I ascended the dune running like a snake, closing the gap to just three meters.
He discharged another shot aimed at my chest, and before I could react, a second arrow was directed at my left thigh.
Instinct took over, and I jumped forward, but to my shock, I soared four meters into the night sky, higher than I ever thought possible.
'Could this be the result of my evolution, the stamina granted by becoming the vessel of the Demon God?'
'Whoosh!'
The man released another arrow, targeting my torso with precision and leaving me no chance to evade.
I drew a slow breath, steadied myself, and chose to improvise, relying on a technique I'd seen Lucy use during our battle against the wolves in the Forest of Diva.
My body twisted mid-air as I narrowly deflected the incoming arrow, my katana catching it just in time to redirect its path.
At the same moment, I extended my index finger toward the man, my body was spinning through the night sky like a Ferris wheel.
"Blood Art Technique: Negative Touch," I yelled.
A surge of gravitational wave reverberated through my veins, culminating at the tip of my finger. My oceanic eyes were fixed on the inmate's head, and I unleashed the blast, expending 10% of my mana.
The wave traveled through the air unseen and unexpected by the inmate. The inmate never saw it coming. It slammed into his skull and blasted it away from his neck like he was hit with a shotgun.
"Smack!"
My body fell and collided with the snow dune. Fortunately, the snow grains served as a cushion to break my fall. They felt warm, the opposite of the coldness attached to white snow.
At a distance below, Evelyn stood near the oasis. From my vantage point, she looked impossibly calm.
She was having a Mexican standoff with the female inmate.
The female inmate gripped the hilt of her sword firmly, directing the blade toward Evelyn.
With only one and a half meters separating them, Evelyn held her Kusarigama; the sickle end was placed in her left hand, and the bottom end of the weapon rested in her right.
She swung the weighted iron ball in slow, deliberate circles with her left hand, the chain spun through the air like a serpent coiling for a strike.
The female inmate lunged, her blade carving a flawless arc through the air. The strike aimed to cleave Evelyn in two, a seamless motion fueled by lethal intent.
Evelyn sidestepped, and the blade missed her by inches. In one fluid motion, she swung the chain, its weighted end looped through the air before locking around the inmate's sword with precise control.

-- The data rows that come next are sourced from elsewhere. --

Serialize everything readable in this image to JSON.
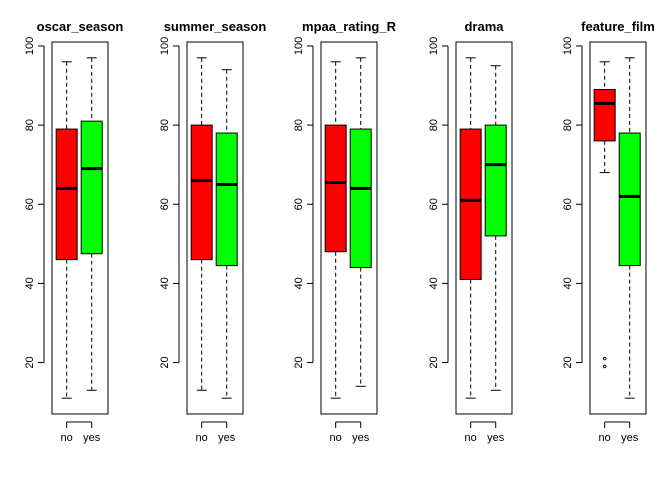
{
  "chart_data": [
    {
      "type": "boxplot",
      "title": "oscar_season",
      "categories": [
        "no",
        "yes"
      ],
      "ylim": [
        7,
        101
      ],
      "yticks": [
        20,
        40,
        60,
        80,
        100
      ],
      "boxes": [
        {
          "name": "no",
          "whisker_low": 11,
          "q1": 46,
          "median": 64,
          "q3": 79,
          "whisker_high": 96,
          "outliers": [],
          "color": "#ff0000"
        },
        {
          "name": "yes",
          "whisker_low": 13,
          "q1": 47.5,
          "median": 69,
          "q3": 81,
          "whisker_high": 97,
          "outliers": [],
          "color": "#00ff00"
        }
      ]
    },
    {
      "type": "boxplot",
      "title": "summer_season",
      "categories": [
        "no",
        "yes"
      ],
      "ylim": [
        7,
        101
      ],
      "yticks": [
        20,
        40,
        60,
        80,
        100
      ],
      "boxes": [
        {
          "name": "no",
          "whisker_low": 13,
          "q1": 46,
          "median": 66,
          "q3": 80,
          "whisker_high": 97,
          "outliers": [],
          "color": "#ff0000"
        },
        {
          "name": "yes",
          "whisker_low": 11,
          "q1": 44.5,
          "median": 65,
          "q3": 78,
          "whisker_high": 94,
          "outliers": [],
          "color": "#00ff00"
        }
      ]
    },
    {
      "type": "boxplot",
      "title": "mpaa_rating_R",
      "categories": [
        "no",
        "yes"
      ],
      "ylim": [
        7,
        101
      ],
      "yticks": [
        20,
        40,
        60,
        80,
        100
      ],
      "boxes": [
        {
          "name": "no",
          "whisker_low": 11,
          "q1": 48,
          "median": 65.5,
          "q3": 80,
          "whisker_high": 96,
          "outliers": [],
          "color": "#ff0000"
        },
        {
          "name": "yes",
          "whisker_low": 14,
          "q1": 44,
          "median": 64,
          "q3": 79,
          "whisker_high": 97,
          "outliers": [],
          "color": "#00ff00"
        }
      ]
    },
    {
      "type": "boxplot",
      "title": "drama",
      "categories": [
        "no",
        "yes"
      ],
      "ylim": [
        7,
        101
      ],
      "yticks": [
        20,
        40,
        60,
        80,
        100
      ],
      "boxes": [
        {
          "name": "no",
          "whisker_low": 11,
          "q1": 41,
          "median": 61,
          "q3": 79,
          "whisker_high": 97,
          "outliers": [],
          "color": "#ff0000"
        },
        {
          "name": "yes",
          "whisker_low": 13,
          "q1": 52,
          "median": 70,
          "q3": 80,
          "whisker_high": 95,
          "outliers": [],
          "color": "#00ff00"
        }
      ]
    },
    {
      "type": "boxplot",
      "title": "feature_film",
      "categories": [
        "no",
        "yes"
      ],
      "ylim": [
        7,
        101
      ],
      "yticks": [
        20,
        40,
        60,
        80,
        100
      ],
      "boxes": [
        {
          "name": "no",
          "whisker_low": 68,
          "q1": 76,
          "median": 85.5,
          "q3": 89,
          "whisker_high": 96,
          "outliers": [
            19,
            21
          ],
          "color": "#ff0000"
        },
        {
          "name": "yes",
          "whisker_low": 11,
          "q1": 44.5,
          "median": 62,
          "q3": 78,
          "whisker_high": 97,
          "outliers": [],
          "color": "#00ff00"
        }
      ]
    }
  ]
}
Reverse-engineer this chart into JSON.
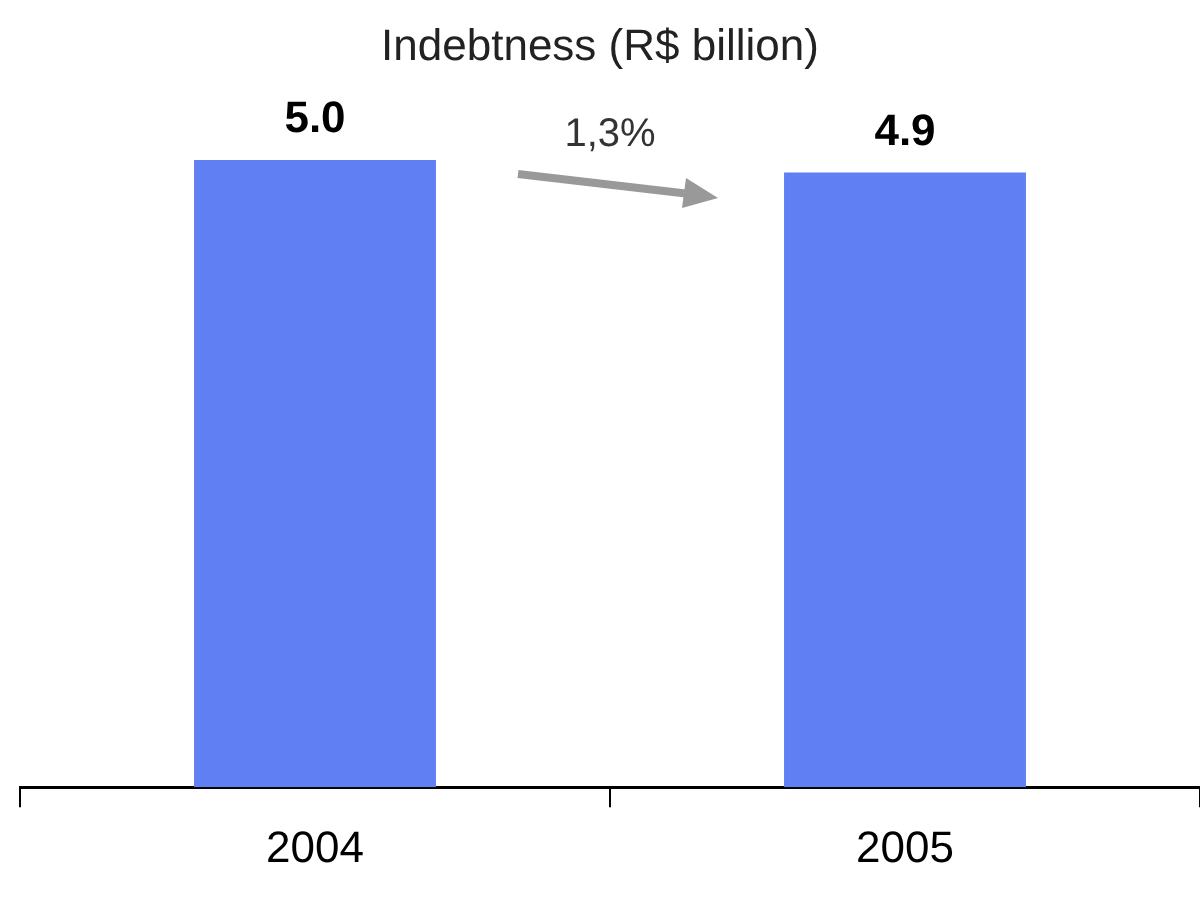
{
  "chart_data": {
    "type": "bar",
    "title": "Indebtness (R$ billion)",
    "categories": [
      "2004",
      "2005"
    ],
    "values": [
      5.0,
      4.9
    ],
    "value_labels": [
      "5.0",
      "4.9"
    ],
    "color": "#5f7ff2",
    "annotations": [
      "1,3%"
    ],
    "grid": false,
    "legend": false
  }
}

The iron ball whipped around the sword's hilt, coiling tightly. Evelyn yanked the chain, but rather than let her weapon be ripped away, the female inmate closed the distance, stepping in fast. With a swift motion, she slashed, her blade cutting toward Evelyn's neck.
Evelyn swiftly lifted the sickle end of the Kusarigama, employing its blade to deflect the incoming strike.
Evelyn's sickle consisted of an iron rod forming the handle and a curved blade attached to one end.
She intercepted the slash at the intersection where the iron rod met the blade, using the angled point of her weapon to absorb the force. She pushed the sword back, driving it against the female inmate's neck and pinning her in place.
Evelyn seized the sword's hilt and used the inmate's neck as a pivot to execute a seamless maneuver to position herself behind, disarming the inmate and securing her stance within the inmate's blind spot.
At that moment, Evelyn stood behind the female inmate, her grip firm on the stolen sword. With a swift, calculated motion, she executed a clean cut, severing the inmate's head. It spun across the ground like a football, leaving behind only silence.
She lifted her gaze to me—gone was her usual playfulness. Instead, her eyes were void of her usual playful expressions and now replaced with a cold glare.
"We move to the next sector immediately," she said, her voice steady. "We can't afford to remain in the 3rd sector."